Alors j’appelle et une Stéphanie me confirme que la place est disponible et qu’il y a bien deux chambres à coucher.
Après deux heures de route, on rentre sur Annecy, trouvons un stationnement et marchons ad Le Loft.
Devant la porte 33, sur la place centrale, la Stéphanie en question vient nous ouvrir la porte et deux étages dans les catacombes d’Annecy, nous voilà dans un loft chic, aménagé au goût du jour, mais conçu pour un seul couple désirant vivre dans un Westfalia sans roue.
– La deuxième chambre, elle est où?
– Le divan-lit est très confortable, alors..
– Et là-haut, c’est quoi?
– Ah ça, c’est un petit espace de couchette réservé pour les enfants.
Bon, nous étions un peu coincés dans tous les sens du terme alors, on paie, donnons congé à la menteuse et prenons un numéro pour la douche.
Après une mini guerre, on convaincra les Suisses de prendre la vrai chambre alors que moi et Hélène prendrons le grille-pain horizontal réservé aux enfants.
Après une nuit suffocante, la douche est de rigueur.
Petit déjeuner au pied du loft puis en route vers Chamonix.
Hélène et moi aimerions voir l’aiguille du Pic du midi en été.
Mauvaise chance puisque la brume envahie tous les sommets environnant Chamonix.

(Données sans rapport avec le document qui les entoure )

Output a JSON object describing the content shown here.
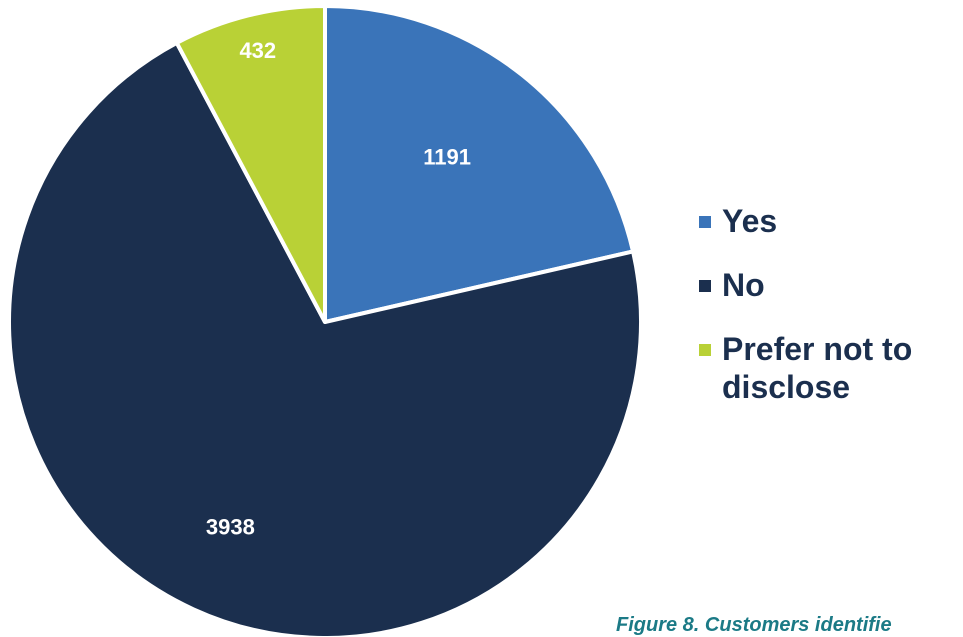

Alors on fait du lèche-vitrine puis on bouffe une pizza, sauf Christine qui se fait servir une salade avec une demie brique de fromage.
Ensuite, on rentre à Martigny. Après avoir déposé les baggages, Yves et Christine nous amène voir le lac de Champex (prononcez « Champè »).
Très beau décor de montagne, inconnu des touristes.



Après une marche autour du lac à observer quelques pêcheurs infructueux, retour sur Martigny et raclette au menu avec la famille Orsinger.
Avec le petit Matéo, nous sommes en présence de trois générations.

Après s’être bien rempli l’estomac, on constate que les Orsinger veulent se venger de la veille; ils nous laissent, en fait ils nous contraignent par la torture psychologique, à prendre leur chambre.
Choquant mais bon, nous avons bien dormi.